Stable communities and the Suck Principle

NO ENTRY FOR GENERAL PUBLIC (cc) secretlonden123

“For anyplace to stay cool it has to suck.” Dmytri Kleiner wrote up some interesting thoughts on making communities more continuous and stable. When a place becomes too cool, it becomes too crowded, and the regulars are replaced by a more transient crowd that has no deep bonds to the community of regulars. Referring to a quote by Yogi Berra, “nobody goes there anymore, it’s too crowded“.Dmytri draws on his experience with 28C3, the latest Chaos Computer Congress, held yearly at the end of December, in Berlin, and proposes The Suck Principle:

Only places that suck can really have a continuous community, because if nothing about the place sucks, it will attract more and more people until it sucks because of crowding. So if you want a continuous, closely knit community, something about the venue or event must suck, your only choice is what should suck or how it should suck.
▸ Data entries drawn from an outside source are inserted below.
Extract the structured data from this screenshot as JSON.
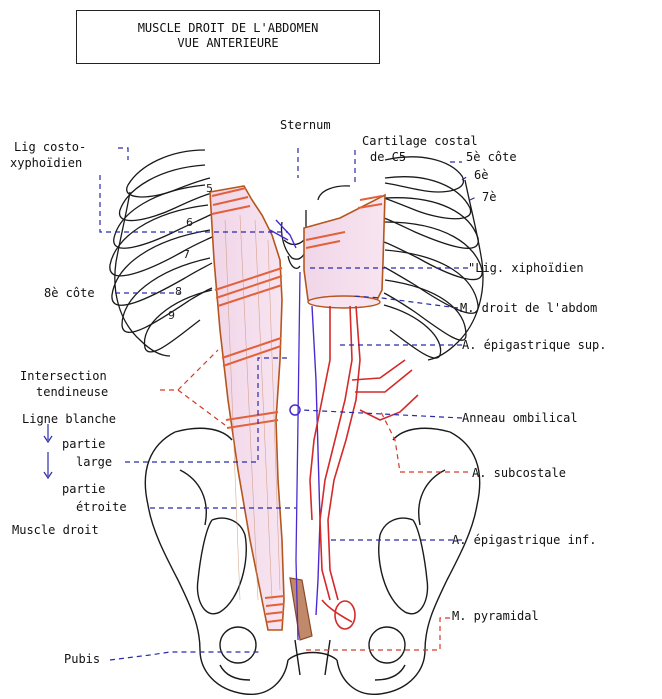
{
  "title": {
    "line1": "MUSCLE DROIT DE L'ABDOMEN",
    "line2": "VUE ANTERIEURE"
  },
  "labels": {
    "sternum": "Sternum",
    "lig_costo_1": "Lig costo-",
    "lig_costo_2": "xyphoïdien",
    "cartilage_1": "Cartilage costal",
    "cartilage_2": "de C5",
    "cote5": "5è côte",
    "cote6": "6è",
    "cote7": "7è",
    "lig_xipho": "\"Lig. xiphoïdien",
    "cote8": "8è côte",
    "m_droit_abdom": "M. droit de l'abdom",
    "a_epigastrique_sup": "A. épigastrique sup.",
    "intersection_1": "Intersection",
    "intersection_2": "tendineuse",
    "anneau": "Anneau ombilical",
    "ligne_blanche": "Ligne blanche",
    "partie_1": "partie",
    "large": "large",
    "a_subcostale": "A. subcostale",
    "partie_2": "partie",
    "etroite": "étroite",
    "muscle_droit": "Muscle droit",
    "a_epigastrique_inf": "A. épigastrique inf.",
    "m_pyramidal": "M. pyramidal",
    "pubis": "Pubis"
  },
  "rib_numbers": [
    "5",
    "6",
    "7",
    "8",
    "9"
  ],
  "colors": {
    "muscle_fill": "#f4dcec",
    "muscle_outline": "#b5561c",
    "tendon_band": "#e2603a",
    "artery": "#d42a2a",
    "vein": "#4b2bd0",
    "bone_line": "#1a1a1a",
    "leader_blue": "#2a2aa8",
    "leader_red": "#d43a2a"
  }
}
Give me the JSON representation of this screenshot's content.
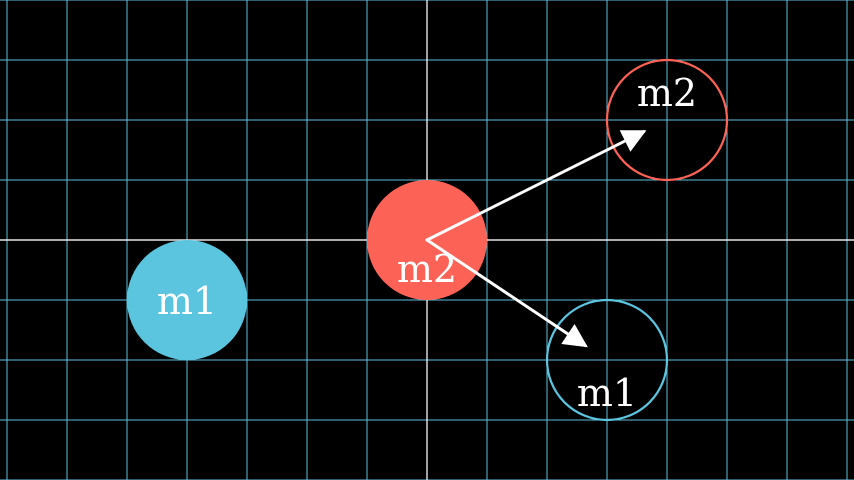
{
  "colors": {
    "background": "#000000",
    "grid": "#5ec1dd",
    "axis": "#ffffff",
    "m1": "#5bc5e0",
    "m2": "#fc6255",
    "arrow": "#ffffff",
    "label": "#ffffff"
  },
  "grid": {
    "spacing_units": 1,
    "x_range": [
      -7,
      7
    ],
    "y_range": [
      -4,
      4
    ]
  },
  "bodies": [
    {
      "id": "m1-solid",
      "label": "m1",
      "x": -4,
      "y": -1,
      "radius": 1,
      "style": "filled",
      "color_key": "m1"
    },
    {
      "id": "m2-solid",
      "label": "m2",
      "x": 0,
      "y": 0,
      "radius": 1,
      "style": "filled",
      "color_key": "m2"
    },
    {
      "id": "m2-outline",
      "label": "m2",
      "x": 4,
      "y": 2,
      "radius": 1,
      "style": "outline",
      "color_key": "m2"
    },
    {
      "id": "m1-outline",
      "label": "m1",
      "x": 3,
      "y": -2,
      "radius": 1,
      "style": "outline",
      "color_key": "m1"
    }
  ],
  "arrows": [
    {
      "id": "arrow-to-m2",
      "from": [
        0,
        0
      ],
      "to": [
        4,
        2
      ]
    },
    {
      "id": "arrow-to-m1",
      "from": [
        0,
        0
      ],
      "to": [
        3,
        -2
      ]
    }
  ]
}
I think it’s a variation on what I regularly tell organisations who want to build an online platform around their mission: community is about exclusion, not about inclusion. It’s about constructing boundaries, whether enforced or self-selective.

Offline, physical location or dimensions are usually one of the barriers. Dmytri dismisses the option of relocation CCC, but my experience with for instance Web of Change at Hollyhock, on Cortes Island. off the West coast of British Columbia, is that “traversing the barrier to entry together” is a bonding experience in itself, creating community bonds that extend well beyond the few days that participants spend together.

Online, there usually is plenty of stuff that sucks. But little of it forms barriers to entry that double as “social objects”, around which participants can come together and bond, both with each other as well as with the social norms of the community you then enter.